- For the first time, the Trumps are learning what life’s like for the rest of us who have to follow the laws and can’t buy our way out of charges.
- The parents who are crying about CRT being taught in their schools were the kids too fragile to watch ABC Afterschool Specials as children.
- Whatever the fuck is going to happen in Ukraine will be a circus. On the off chance Putin doesn’t invade this weekend, he’ll leave sufficient forces along the border to keep everyone on edge indefinitely. He’s working to destabilize the West, and he’s got all the time in the world.
- One thing about Biden: He’s repaired much of the damage Trump did with our NATO allies. The entire alliance stands united against Russian aggression. Kudos there.
- Rand Paul wants truckers to protest across the nation, paralyzing the supply chain and holding the economy hostage…because sure, what the fuck, right? Let’s have our elected leaders plot for the destruction of America because their feelings are hurt.

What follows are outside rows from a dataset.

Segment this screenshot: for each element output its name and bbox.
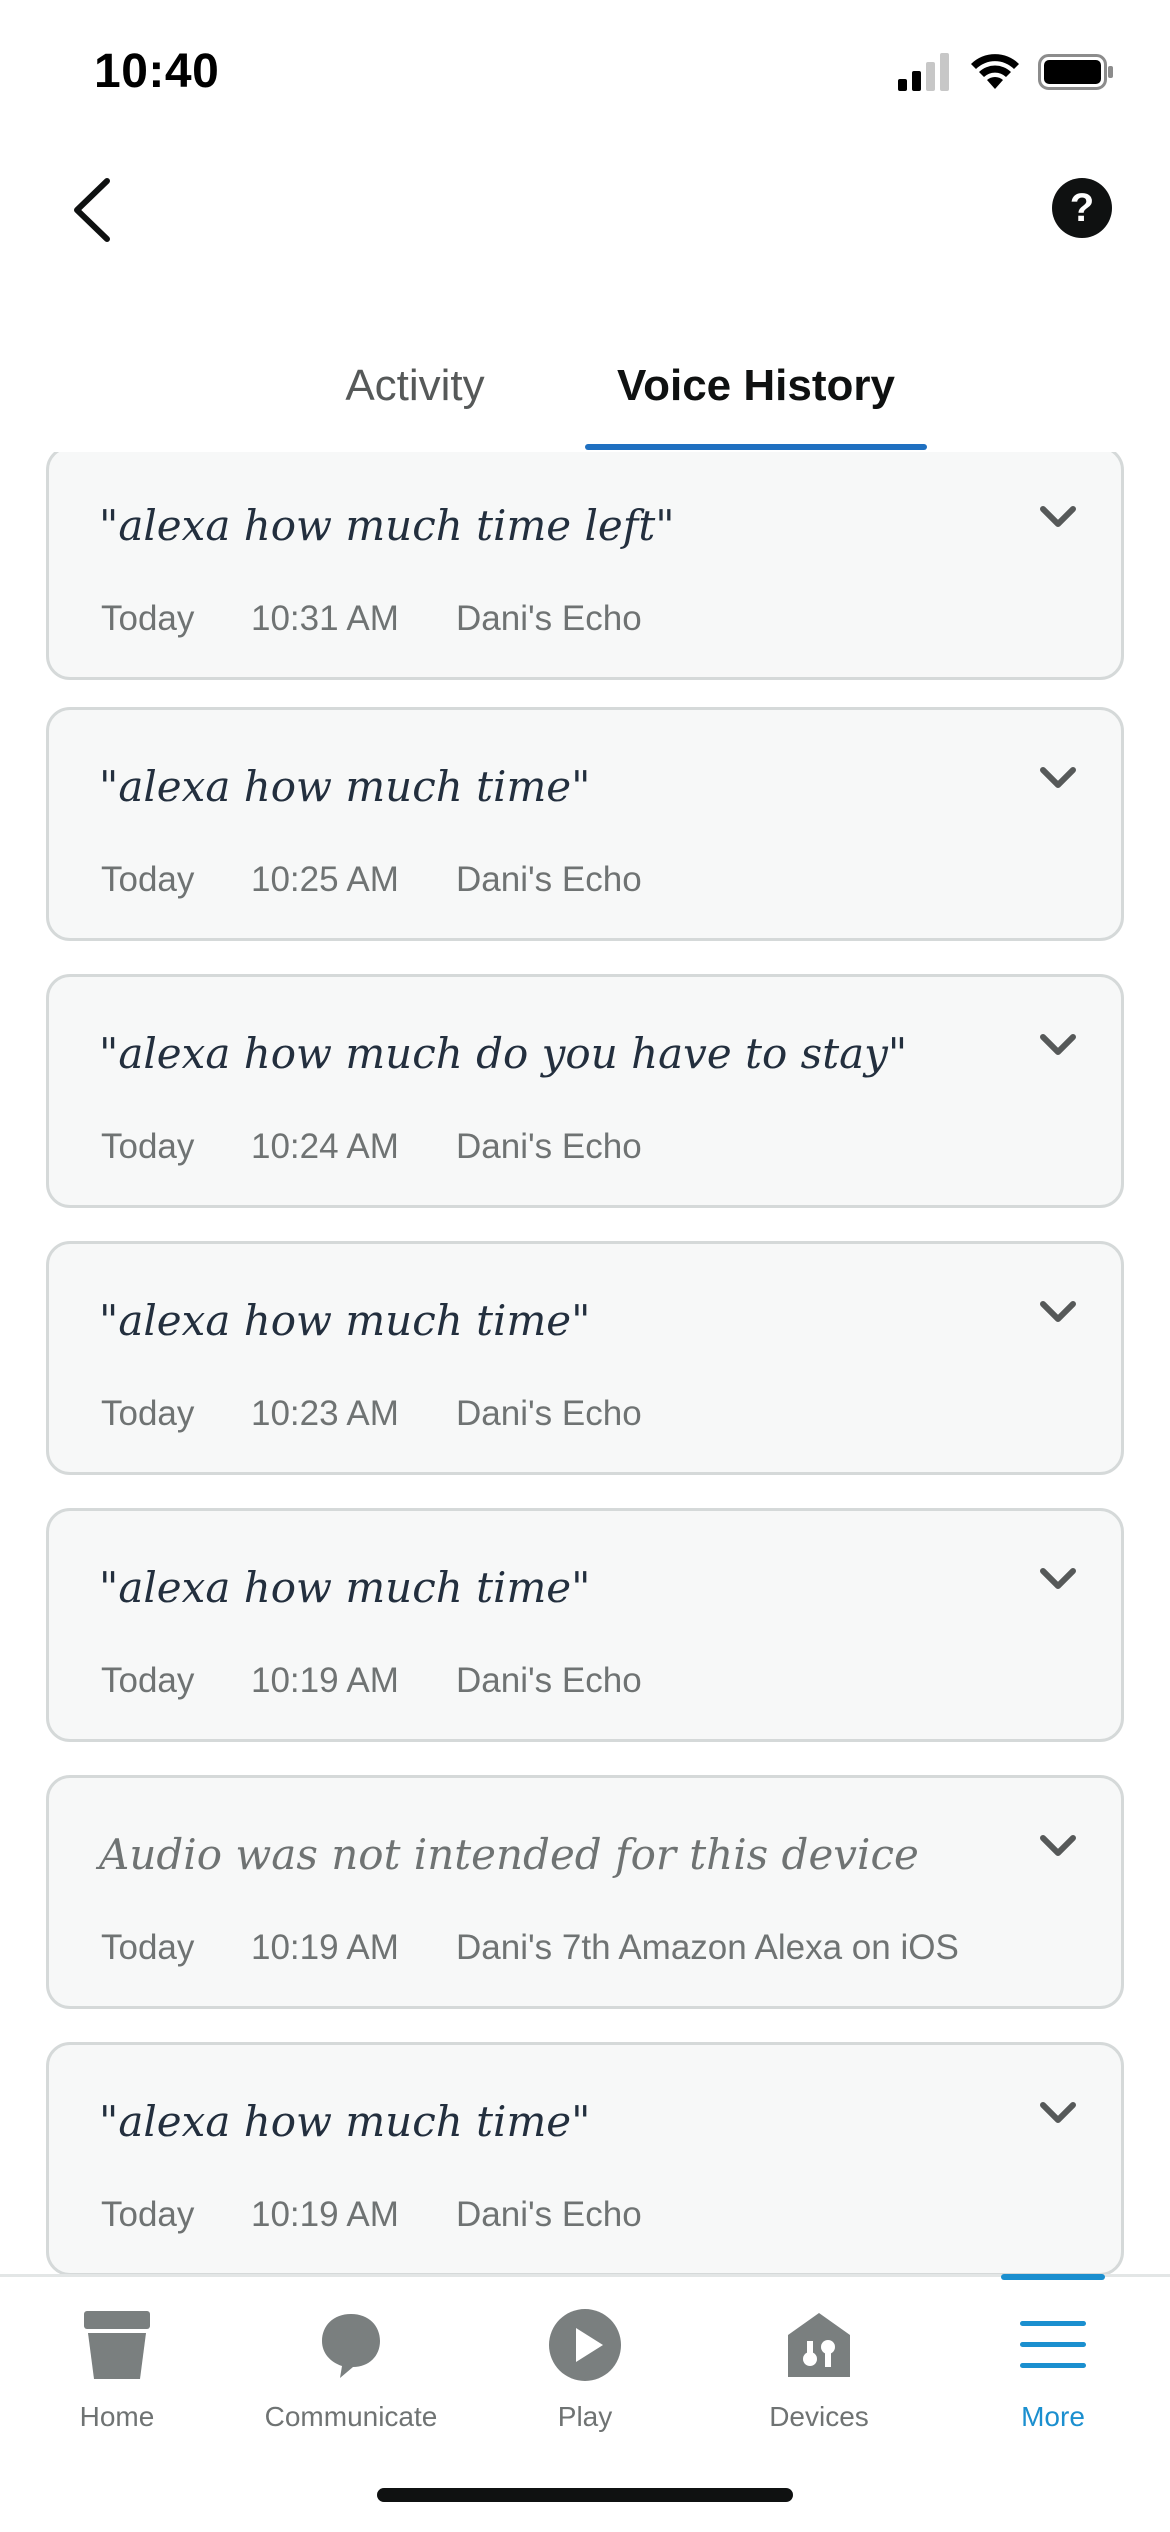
meta-time: 10:23 AM <box>251 1394 399 1433</box>
card-meta: Today 10:24 AM Dani's Echo <box>101 1127 642 1167</box>
battery-icon <box>1038 54 1113 90</box>
tab-bar: Activity Voice History <box>0 320 1170 452</box>
history-card[interactable]: "alexa how much do you have to stay" Tod… <box>46 974 1124 1208</box>
chevron-down-icon[interactable] <box>1035 2089 1081 2135</box>
meta-day: Today <box>101 599 195 638</box>
meta-time: 10:19 AM <box>251 1928 399 1967</box>
meta-time: 10:31 AM <box>251 599 399 638</box>
meta-device: Dani's Echo <box>456 1127 642 1166</box>
meta-device: Dani's Echo <box>456 599 642 638</box>
utterance-text: "alexa how much time left" <box>99 501 675 550</box>
meta-day: Today <box>101 2195 195 2234</box>
chat-bubble-icon <box>311 2305 391 2385</box>
nav-play[interactable]: Play <box>468 2277 702 2467</box>
chevron-down-icon[interactable] <box>1035 493 1081 539</box>
back-button[interactable] <box>56 170 126 250</box>
history-card[interactable]: "alexa how much time" Today 10:19 AM Dan… <box>46 1508 1124 1742</box>
nav-play-label: Play <box>557 2401 613 2432</box>
home-icon <box>77 2305 157 2385</box>
nav-more[interactable]: More <box>936 2277 1170 2467</box>
chevron-down-icon[interactable] <box>1035 754 1081 800</box>
nav-communicate-label: Communicate <box>264 2401 438 2432</box>
chevron-left-icon <box>74 178 110 242</box>
card-meta: Today 10:19 AM Dani's Echo <box>101 2195 642 2235</box>
utterance-text: "alexa how much time" <box>99 2097 591 2146</box>
nav-home[interactable]: Home <box>0 2277 234 2467</box>
meta-device: Dani's Echo <box>456 1394 642 1433</box>
devices-house-icon <box>779 2305 859 2385</box>
card-meta: Today 10:19 AM Dani's 7th Amazon Alexa o… <box>101 1928 959 1968</box>
header: ? <box>0 140 1170 280</box>
home-indicator <box>377 2488 793 2502</box>
meta-device: Dani's 7th Amazon Alexa on iOS <box>456 1928 959 1967</box>
utterance-text: Audio was not intended for this device <box>99 1830 919 1879</box>
meta-day: Today <box>101 1394 195 1433</box>
utterance-text: "alexa how much time" <box>99 762 591 811</box>
chevron-down-icon[interactable] <box>1035 1288 1081 1334</box>
hamburger-menu-icon <box>1013 2305 1093 2385</box>
meta-device: Dani's Echo <box>456 860 642 899</box>
meta-time: 10:19 AM <box>251 1661 399 1700</box>
utterance-text: "alexa how much time" <box>99 1563 591 1612</box>
wifi-icon <box>971 54 1019 89</box>
meta-day: Today <box>101 1661 195 1700</box>
chevron-down-icon[interactable] <box>1035 1822 1081 1868</box>
meta-device: Dani's Echo <box>456 2195 642 2234</box>
status-bar: 10:40 <box>0 0 1170 140</box>
chevron-down-icon[interactable] <box>1035 1555 1081 1601</box>
nav-more-label: More <box>1021 2401 1085 2432</box>
meta-day: Today <box>101 1127 195 1166</box>
meta-device: Dani's Echo <box>456 1661 642 1700</box>
utterance-text: "alexa how much time" <box>99 1296 591 1345</box>
chevron-down-icon[interactable] <box>1035 1021 1081 1067</box>
help-button[interactable]: ? <box>1052 178 1112 238</box>
card-meta: Today 10:23 AM Dani's Echo <box>101 1394 642 1434</box>
history-card[interactable]: "alexa how much time" Today 10:25 AM Dan… <box>46 707 1124 941</box>
meta-time: 10:25 AM <box>251 860 399 899</box>
card-meta: Today 10:31 AM Dani's Echo <box>101 599 642 639</box>
help-icon: ? <box>1069 185 1095 230</box>
card-meta: Today 10:19 AM Dani's Echo <box>101 1661 642 1701</box>
history-card[interactable]: "alexa how much time" Today 10:19 AM Dan… <box>46 2042 1124 2274</box>
meta-time: 10:24 AM <box>251 1127 399 1166</box>
tab-activity[interactable]: Activity <box>300 320 530 452</box>
nav-communicate[interactable]: Communicate <box>234 2277 468 2467</box>
nav-home-label: Home <box>79 2401 155 2432</box>
status-time: 10:40 <box>94 45 220 98</box>
status-icons <box>898 52 1114 92</box>
cellular-signal-icon <box>898 53 949 91</box>
nav-devices-label: Devices <box>769 2401 869 2432</box>
card-meta: Today 10:25 AM Dani's Echo <box>101 860 642 900</box>
meta-day: Today <box>101 1928 195 1967</box>
meta-time: 10:19 AM <box>251 2195 399 2234</box>
active-tab-indicator <box>585 444 927 450</box>
utterance-text: "alexa how much do you have to stay" <box>99 1029 908 1078</box>
nav-devices[interactable]: Devices <box>702 2277 936 2467</box>
play-icon <box>545 2305 625 2385</box>
meta-day: Today <box>101 860 195 899</box>
history-card[interactable]: Audio was not intended for this device T… <box>46 1775 1124 2009</box>
history-card[interactable]: "alexa how much time" Today 10:23 AM Dan… <box>46 1241 1124 1475</box>
tab-voice-history[interactable]: Voice History <box>585 320 927 452</box>
voice-history-list[interactable]: "alexa how much time left" Today 10:31 A… <box>0 452 1170 2274</box>
history-card[interactable]: "alexa how much time left" Today 10:31 A… <box>46 452 1124 680</box>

- I learned this week that one of Rand Paul’s sons was charged with assaulting a flight attendant in 2013, which may explain why Paul voted against a bill that would ban people charged with assaulting flight crew from ever flying again.
- Watching the slow walk back on Fox regarding their initial claims about the Durham report is a masterwork in how to “unperson” their own history.
- How insulated is the Fox audience? According to Aaron Rupar, Fox mentioned Hillary Clinton more than 100 times on Thursday, but only said anything about the Trumps being ordered by a court to sit for depositions twice throughout the day.
- I think everyone at Fox actually has a secret crush on Hillary, and because they all have the collective maturity of an 11-year-old boy, they’re figuratively punching her in the arm and pulling her pigtails.
- The Olympics curling competition has benefited from announcers who are a delicate balance of play-by-play broadcasters and educators. They have an obvious exuberance for the sport, but not an undue excitement. They are the opposite of golf announcers.
- The people who yell the loudest about preserving their freedoms are the same ones who will proclaim that they can’t fix a situation because “it’s in God’s hands.”
- I misspelled a word writing with a fountain pen and waited a second for a squiggly red line to appear under it to confirm my error. I’m not programmed at all.
- Peter Thiel is promoting a conservative hook-up app that he, as a gay man, would not be able to use. Such is the unending actions against their best interests conservatives support.
- Someone has the original championship trophy for the NFL, the Brunswick-Balke Collender Championship trophy, in a china cabinet somewhere. It went missing after the only time it was awarded in 1920.
- Trump’s accountants broke up with him on Valentine’s Day. It’s not them, Don. It’s you. It’s definitely you.
- The major streaming services of today are like the major broadcast networks of the 1940s and ‘50s. Within a decade, most people will have migrated to five or six major players.
- Years ago, my wife graded my college exams. She worked as a reader for my Philosophy of Religion professor, who was blind, reading the “bluebooks” for exams, his journals, his mail. She’d write notes for me in the margins of the bluebooks; the professor would hear the pencil across the paper and question her about why she was writing more than he dictated. We got married 30 years later, and I still have those exam books.
- As I’m coming up on a college reunion/homecoming next month (we hold them during lacrosse season), I was thinking about some of my favorite classes. I probably learned the most in a Materials Engineering class. I enjoyed the playwriting classes most. The Women’s Studies course “Freud on Women” wasn’t what I expected. I think my favorite two were Metaphysics and Philosophy of Religion, although Atomic Theater: Nuclear War in Film was really a blast.
- I sometimes post certain stories knowing that specific commenters–mainly trolls- will make specific comments in an attempt to be humorous. It’s fun to watch it play out. You rarely disappoint.